Demand for Admiral malt has continually increased, to the point this summer that Admiral started pushing orders to autumn or even winter. “It’s always good news for the farmers when we tell them that we need more barley, but it takes planning,” Davenport says. During summer of 2021, “we’re projecting what barley we’ll need between now and the summer of 2023,” he says. Forecasting is difficult in the face of climate change. Polar vortexes, heat domes, and cataclysmic deluges can arrive with a random climatic dice roll. Last summer’s wildfire smoke blanketed Oregon, causing the “worst air quality we’ve ever had,” says Mecca Grade’s Klann. Summer’s warmth can accelerate germination, but his barley struggled to sprout amid the steady smoke. “Barley is a living thing, and it reminded us that we’re breathing in the same stuff,” says Klann, who called the malt Lionshead after the conflagration. Sugar Creek intended to only malt Indiana grains, but the state’s climate isn’t perfect for barley production, Michalke says. “Some years we luck out and get a really great harvest, and some years we get absolutely nothing.” His Rolodex includes farmers in Kentucky, Michigan, and—if everything else fails—Idaho. “Quality has to come first over locality,” Michalke says.
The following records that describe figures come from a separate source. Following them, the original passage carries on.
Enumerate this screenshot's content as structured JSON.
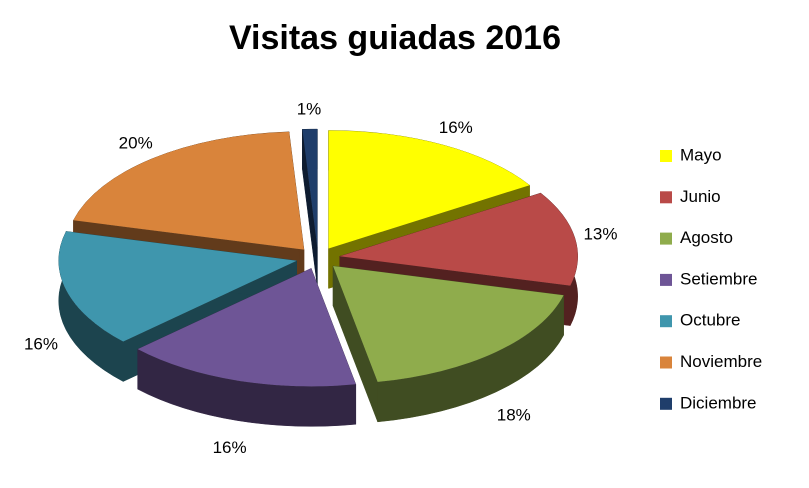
{
  "chart_data": {
    "type": "pie",
    "title": "Visitas guiadas 2016",
    "categories": [
      "Mayo",
      "Junio",
      "Agosto",
      "Setiembre",
      "Octubre",
      "Noviembre",
      "Diciembre"
    ],
    "values": [
      16,
      13,
      18,
      16,
      16,
      20,
      1
    ],
    "value_labels": [
      "16%",
      "13%",
      "18%",
      "16%",
      "16%",
      "20%",
      "1%"
    ],
    "colors": [
      "#ffff00",
      "#b94a48",
      "#8fac4c",
      "#6e5596",
      "#3f96ad",
      "#d9843b",
      "#1f3e6b"
    ],
    "legend": "right"
  }
}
Massive malt companies traffic in scale, trucking tens of millions of pounds of dependable malt to breweries far and wide. Beer shelves would be barren without their efforts. Competing on volume or cost is a recipe for ruin, but being small can benefit upstart malt houses. Why not smoke a malt with old Tabasco barrels? Spicy malt sounds fun! And if the experiment fails, then try, try again. Breweries are lauded for far- out beers, dosing brews with donuts and Sour Patch Kids. New malts can further expand our concept of beer, origin stories told from ground to glass or can. In 2019, the Craft Maltsters Guild launched the Craft Malt Certified program for breweries and distilleries to affix a seal to finished products, such as Old Tuffy Premium Lager. The partnership between North Carolina State and New Belgium’s Asheville brewery contains a portion of Riverbend Malt’s Southern Select, made from barley grown in North Carolina. Examine the seal, featuring an illustration of rooting plants, and the message is clear: “Beer is agriculture,” Manning says.